Разговор, который состоялся в моем офисе и по моей инициативе, вымотал меня морально и физически. Один Бог знает, каких сил мне стоило не сорваться, не накричать на нее, не сжать ее горло двумя руками и трясти… Но она выглядела такой виноватой и потерянной, такой искренне сожалеющей о своем поступке, она клялась, что не трахалась с ним в отеле, и я снова верил. Но ее признание в том, что Марк был ее первым парнем, меня окончательно добило. Кто же будет тягаться с первой любовью женщины?
После того, как она ушла, я набрал номер Эвелины Рамзановой. Зачем?

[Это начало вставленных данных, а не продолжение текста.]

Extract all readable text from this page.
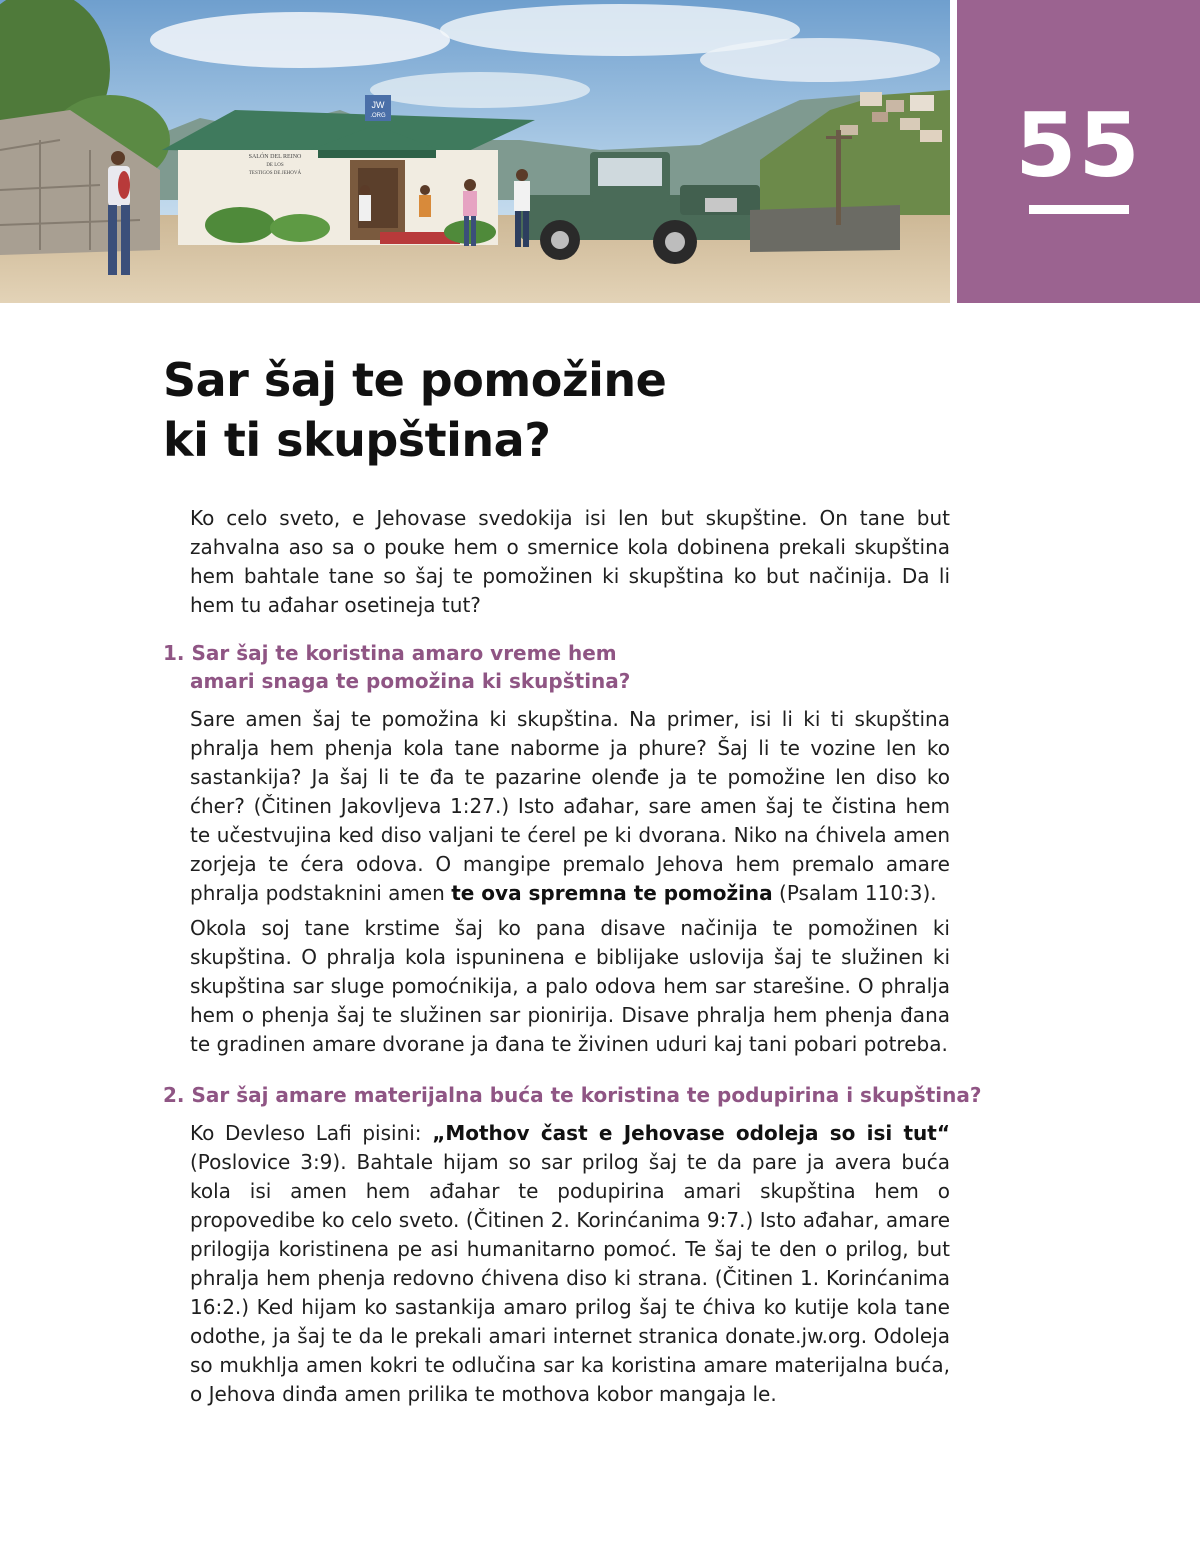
JW
.ORG
SALÓN DEL REINO
DE LOS
TESTIGOS DE JEHOVÁ	55
Sar šaj te pomožine
ki ti skupština?

Ko celo sveto, e Jehovase svedokija isi len but skupštine. On tane but zahvalna aso sa o pouke hem o smernice kola dobinena prekali skupština hem bahtale tane so šaj te pomožinen ki skupština ko but načinija. Da li hem tu ađahar osetineja tut?

1. Sar šaj te koristina amaro vreme hem
amari snaga te pomožina ki skupština?

Sare amen šaj te pomožina ki skupština. Na primer, isi li ki ti skupština phralja hem phenja kola tane naborme ja phure? Šaj li te vozine len ko sastankija? Ja šaj li te đa te pazarine olenđe ja te pomožine len diso ko ćher? (Čitinen Jakovljeva 1:27.) Isto ađahar, sare amen šaj te čistina hem te učestvujina ked diso valjani te ćerel pe ki dvorana. Niko na ćhivela amen zorjeja te ćera odova. O mangipe premalo Jehova hem premalo amare phralja podstaknini amen te ova spremna te pomožina (Psalam 110:3).

Okola soj tane krstime šaj ko pana disave načinija te pomožinen ki skupština. O phralja kola ispuninena e biblijake uslovija šaj te služinen ki skupština sar sluge pomoćnikija, a palo odova hem sar starešine. O phralja hem o phenja šaj te služinen sar pionirija. Disave phralja hem phenja đana te gradinen amare dvorane ja đana te živinen uduri kaj tani pobari potreba.

2. Sar šaj amare materijalna buća te koristina te podupirina i skupština?

Ko Devleso Lafi pisini: „Mothov čast e Jehovase odoleja so isi tut“ (Poslovice 3:9). Bahtale hijam so sar prilog šaj te da pare ja avera buća kola isi amen hem ađahar te podupirina amari skupština hem o propovedibe ko celo sveto. (Čitinen 2. Korinćanima 9:7.) Isto ađahar, amare prilogija koristinena pe asi humanitarno pomoć. Te šaj te den o prilog, but phralja hem phenja redovno ćhivena diso ki strana. (Čitinen 1. Korinćanima 16:2.) Ked hijam ko sastankija amaro prilog šaj te ćhiva ko kutije kola tane odothe, ja šaj te da le prekali amari internet stranica donate.jw.org. Odoleja so mukhlja amen kokri te odlučina sar ka koristina amare materijalna buća, o Jehova dinđa amen prilika te mothova kobor mangaja le.
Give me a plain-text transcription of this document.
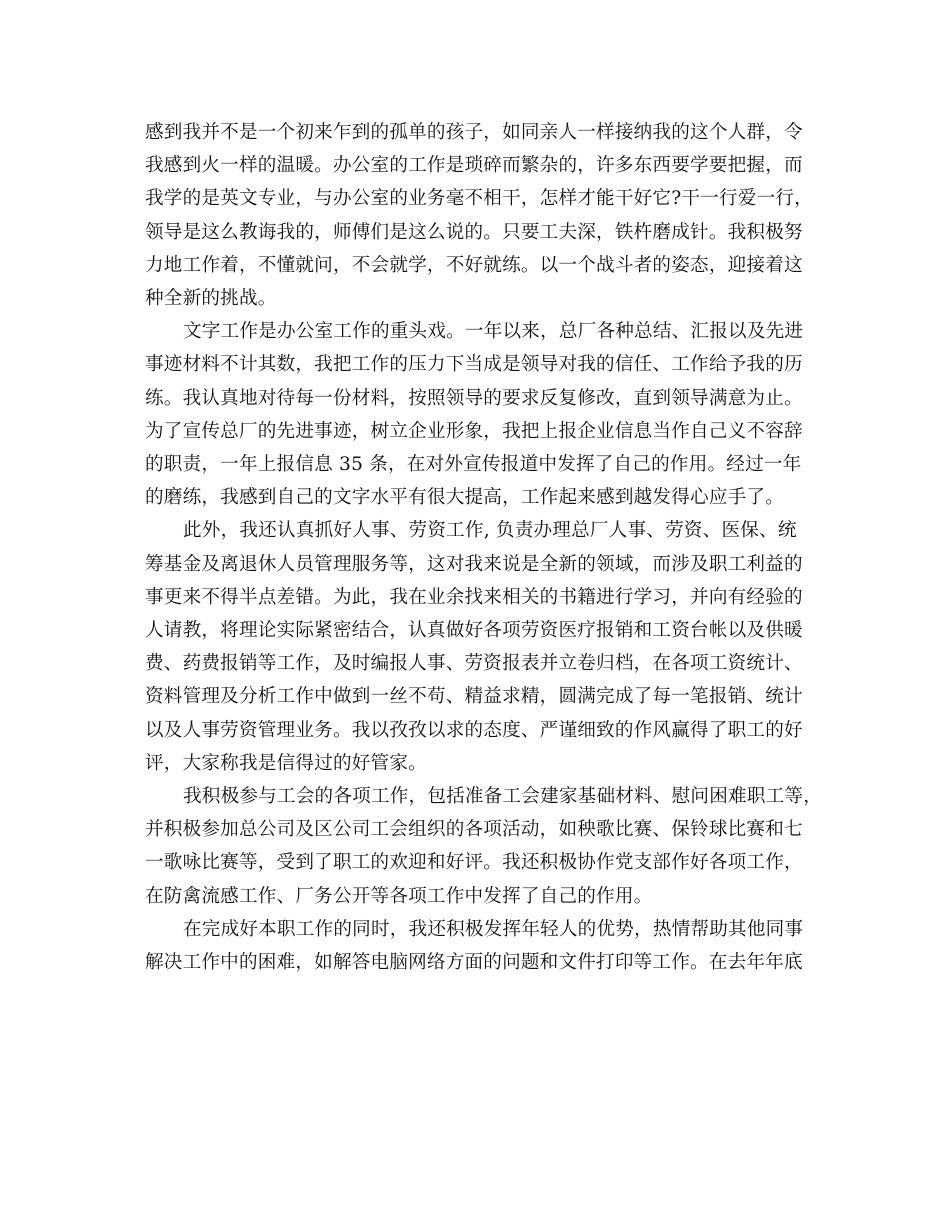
感到我并不是一个初来乍到的孤单的孩子，如同亲人一样接纳我的这个人群，令
我感到火一样的温暖。办公室的工作是琐碎而繁杂的，许多东西要学要把握，而
我学的是英文专业，与办公室的业务毫不相干，怎样才能干好它?干一行爱一行，
领导是这么教诲我的，师傅们是这么说的。只要工夫深，铁杵磨成针。我积极努
力地工作着，不懂就问，不会就学，不好就练。以一个战斗者的姿态，迎接着这
种全新的挑战。

文字工作是办公室工作的重头戏。一年以来，总厂各种总结、汇报以及先进
事迹材料不计其数，我把工作的压力下当成是领导对我的信任、工作给予我的历
练。我认真地对待每一份材料，按照领导的要求反复修改，直到领导满意为止。
为了宣传总厂的先进事迹，树立企业形象，我把上报企业信息当作自己义不容辞
的职责，一年上报信息 35 条，在对外宣传报道中发挥了自己的作用。经过一年
的磨练，我感到自己的文字水平有很大提高，工作起来感到越发得心应手了。

此外，我还认真抓好人事、劳资工作, 负责办理总厂人事、劳资、医保、统
筹基金及离退休人员管理服务等，这对我来说是全新的领域，而涉及职工利益的
事更来不得半点差错。为此，我在业余找来相关的书籍进行学习，并向有经验的
人请教，将理论实际紧密结合，认真做好各项劳资医疗报销和工资台帐以及供暖
费、药费报销等工作，及时编报人事、劳资报表并立卷归档，在各项工资统计、
资料管理及分析工作中做到一丝不苟、精益求精，圆满完成了每一笔报销、统计
以及人事劳资管理业务。我以孜孜以求的态度、严谨细致的作风赢得了职工的好
评，大家称我是信得过的好管家。

我积极参与工会的各项工作，包括准备工会建家基础材料、慰问困难职工等，
并积极参加总公司及区公司工会组织的各项活动，如秧歌比赛、保铃球比赛和七
一歌咏比赛等，受到了职工的欢迎和好评。我还积极协作党支部作好各项工作，
在防禽流感工作、厂务公开等各项工作中发挥了自己的作用。

在完成好本职工作的同时，我还积极发挥年轻人的优势，热情帮助其他同事
解决工作中的困难，如解答电脑网络方面的问题和文件打印等工作。在去年年底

Теперь я уже не помню. Хотя официальной причиной стало мое согласие взяться за ее развод. Она приехала через полчаса, и наверно, все поняла по моему лицу. Забралась на стол, расстегивая блузку, недвусмысленно предлагая себя.
И я взял, испытывая и болезненную похоть, и острое отвращение к себе. К ней, ко всем нам.

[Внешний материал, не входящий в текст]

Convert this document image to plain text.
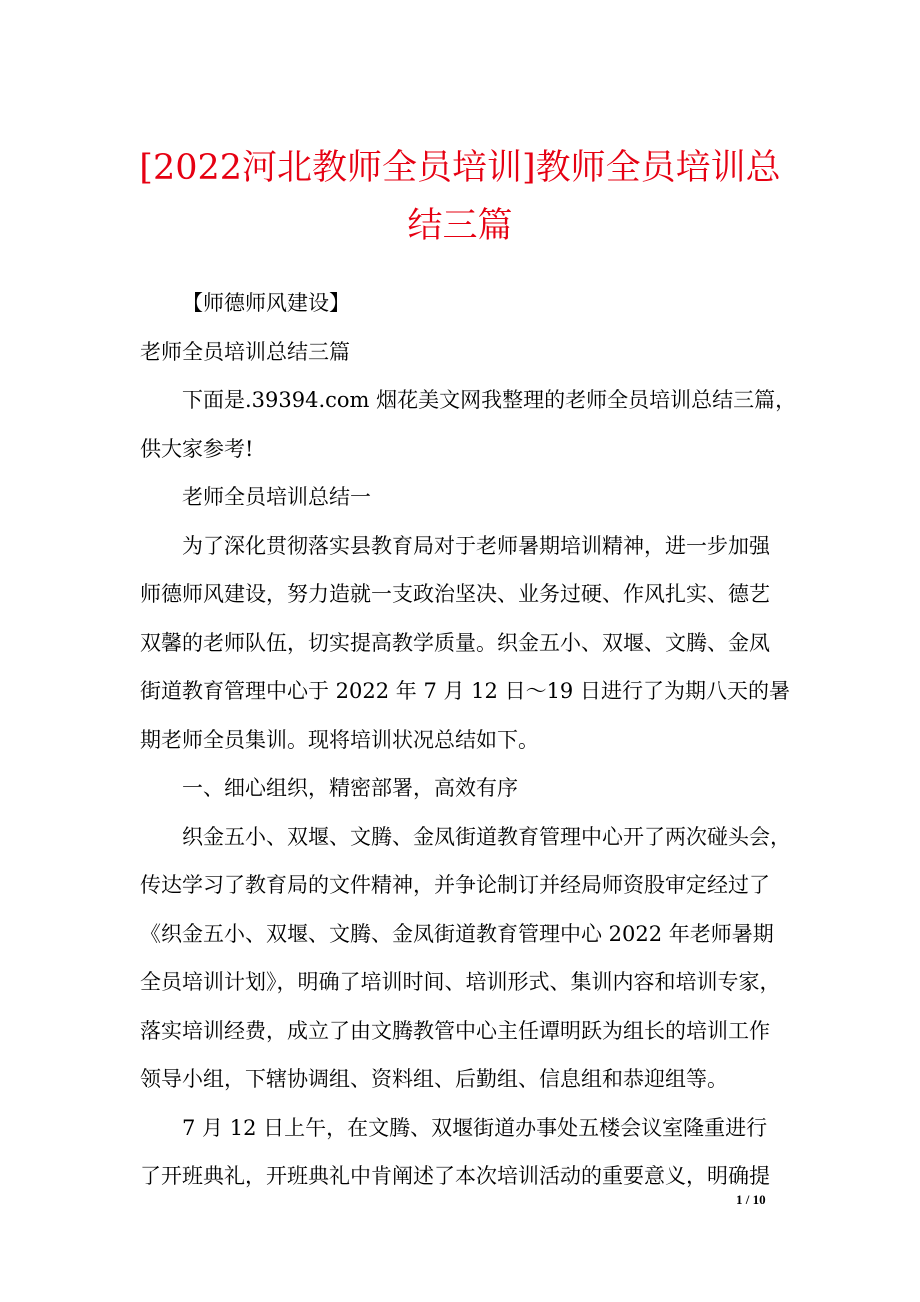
[2022河北教师全员培训]教师全员培训总
结三篇
【师德师风建设】
老师全员培训总结三篇
下面是.39394.com 烟花美文网我整理的老师全员培训总结三篇，
供大家参考!
老师全员培训总结一
为了深化贯彻落实县教育局对于老师暑期培训精神，进一步加强
师德师风建设，努力造就一支政治坚决、业务过硬、作风扎实、德艺
双馨的老师队伍，切实提高教学质量。织金五小、双堰、文腾、金凤
街道教育管理中心于 2022 年 7 月 12 日～19 日进行了为期八天的暑
期老师全员集训。现将培训状况总结如下。
一、细心组织，精密部署，高效有序
织金五小、双堰、文腾、金凤街道教育管理中心开了两次碰头会，
传达学习了教育局的文件精神，并争论制订并经局师资股审定经过了
《织金五小、双堰、文腾、金凤街道教育管理中心 2022 年老师暑期
全员培训计划》，明确了培训时间、培训形式、集训内容和培训专家，
落实培训经费，成立了由文腾教管中心主任谭明跃为组长的培训工作
领导小组，下辖协调组、资料组、后勤组、信息组和恭迎组等。
7 月 12 日上午，在文腾、双堰街道办事处五楼会议室隆重进行
了开班典礼，开班典礼中肯阐述了本次培训活动的重要意义，明确提
1 / 10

Тонкая мелодия в соседней комнате заставляет меня вздрогнуть, оторвавшись от тяжелых воспоминаний. Мое сердце словно ножом режут, когда я понимаю, что она сейчас сидит и смотрит на его подарок, думает о нем, презирая меня. Иногда я так сильно ее ненавижу, что сам себя боюсь. Она притащила в дом, который я строил для нас несколько лет, его долбанную побрякушку, как напоминание. Как можно быть такой сукой, имея ангельское лицо? Тишина в моей собственной комнате просто оглушает. Я закрываю глаза, стискивая челюсти, сжимая кулаки…. Все это бесполезно.

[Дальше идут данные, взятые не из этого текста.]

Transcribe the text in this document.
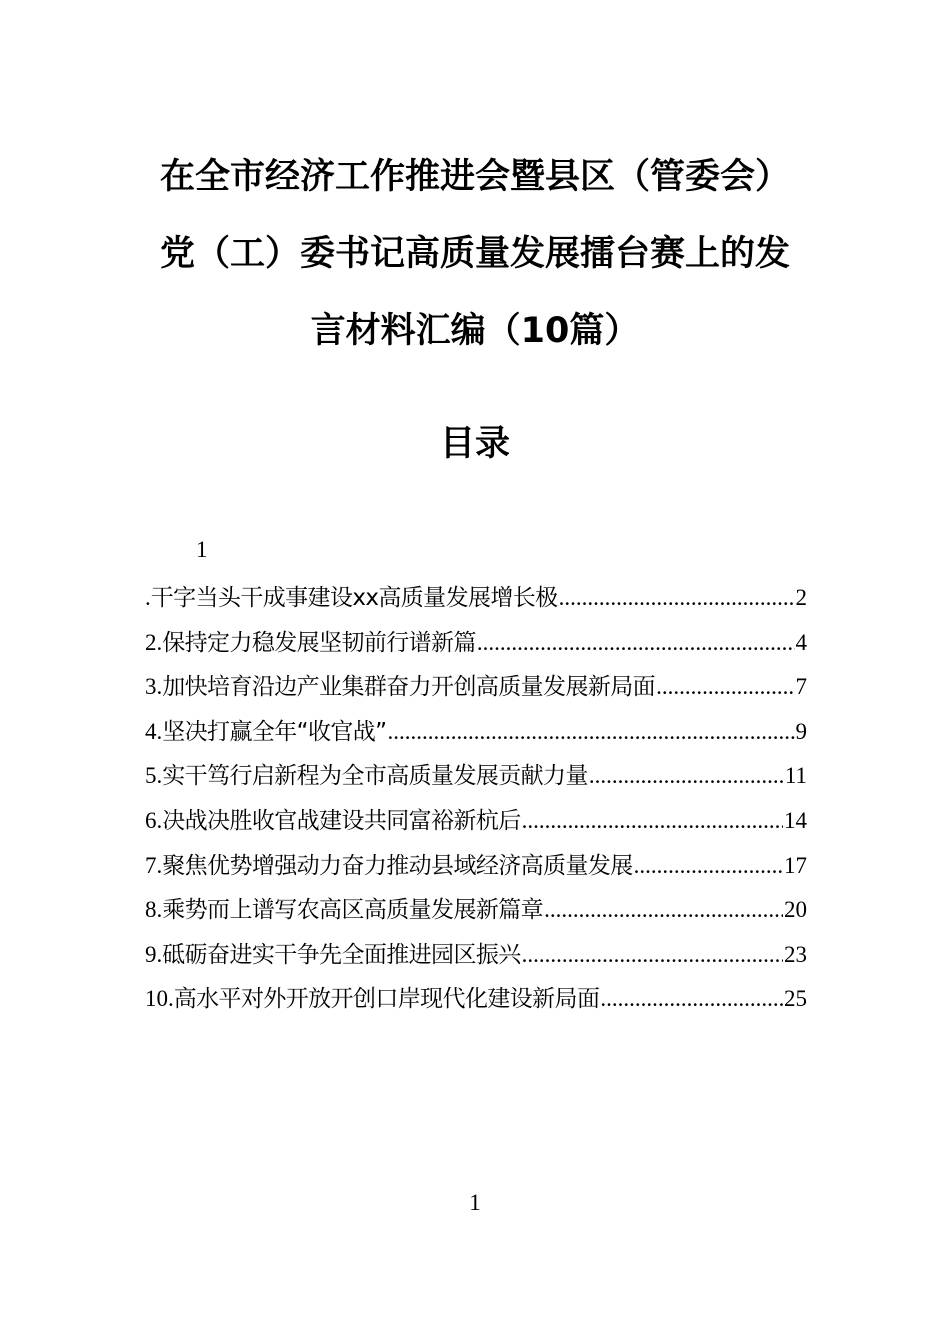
在全市经济工作推进会暨县区（管委会）
党（工）委书记高质量发展擂台赛上的发
言材料汇编（10篇）
目录
1
. 干字当头干成事建设xx高质量发展增长极 .....	2
2. 保持定力稳发展坚韧前行谱新篇 .....	4
3. 加快培育沿边产业集群奋力开创高质量发展新局面 .....	7
4. 坚决打赢全年“收官战” .....	9
5. 实干笃行启新程为全市高质量发展贡献力量 .....	11
6. 决战决胜收官战建设共同富裕新杭后 .....	14
7. 聚焦优势增强动力奋力推动县域经济高质量发展 .....	17
8. 乘势而上谱写农高区高质量发展新篇章 .....	20
9. 砥砺奋进实干争先全面推进园区振兴 .....	23
10. 高水平对外开放开创口岸现代化建设新局面 .....	25
1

Через десять минут, я уже отъезжаю от дома на своем «Ламборджини», поставив последнюю жирную точку в приговоре моему браку. Я еду к Лине, предварительно ей позвонив, и в отличие от моей жены она вне себя от счастья, что ей выдалась целая ночь, вместо привычного часа-двух вечером или в обеденный перерыв. Лина встречает меня в кружевном белье и чулках с ажурными резинками, с рыжими волосами, волной струящимися по плечам. Она невероятно красивая женщина, но меня привлекает в ней не красота. Ее влечение ко мне абсолютно искренно, а это то, в чем я сейчас нуждаюсь больше всего. Быть нужным кому-то…. Я разрываю на ней дорогое белье и беру ее прямо на полу возле дверей, но Лина не против. Ей нравится моя некоторая агрессивность, которую я приобрел уже после истории с Машей. А мне нравится ее реакция и легкий веселый нрав. Мы перебираемся в постель и продолжаем там бесконечно долго, яростно, разнообразно. Это иногда кажется странным, чувствовать на себе чужие руки, прикасаться губами к чужой коже, вдыхать чужой запах. И все равно продолжать с каким-то отчаянным упрямством доказывать себе, что я способен, что я не потерялся окончательно, раздавленный ножками моей жены. И когда под утро удовлетворённая и счастливая Эвелина засыпает, обнимая меня, чувствую острое желание помыться и навсегда уйти отсюда, из этого номера. От этой женщины, к которой ничего не чувствую. Но я остаюсь и, закрывая глаза, засыпаю.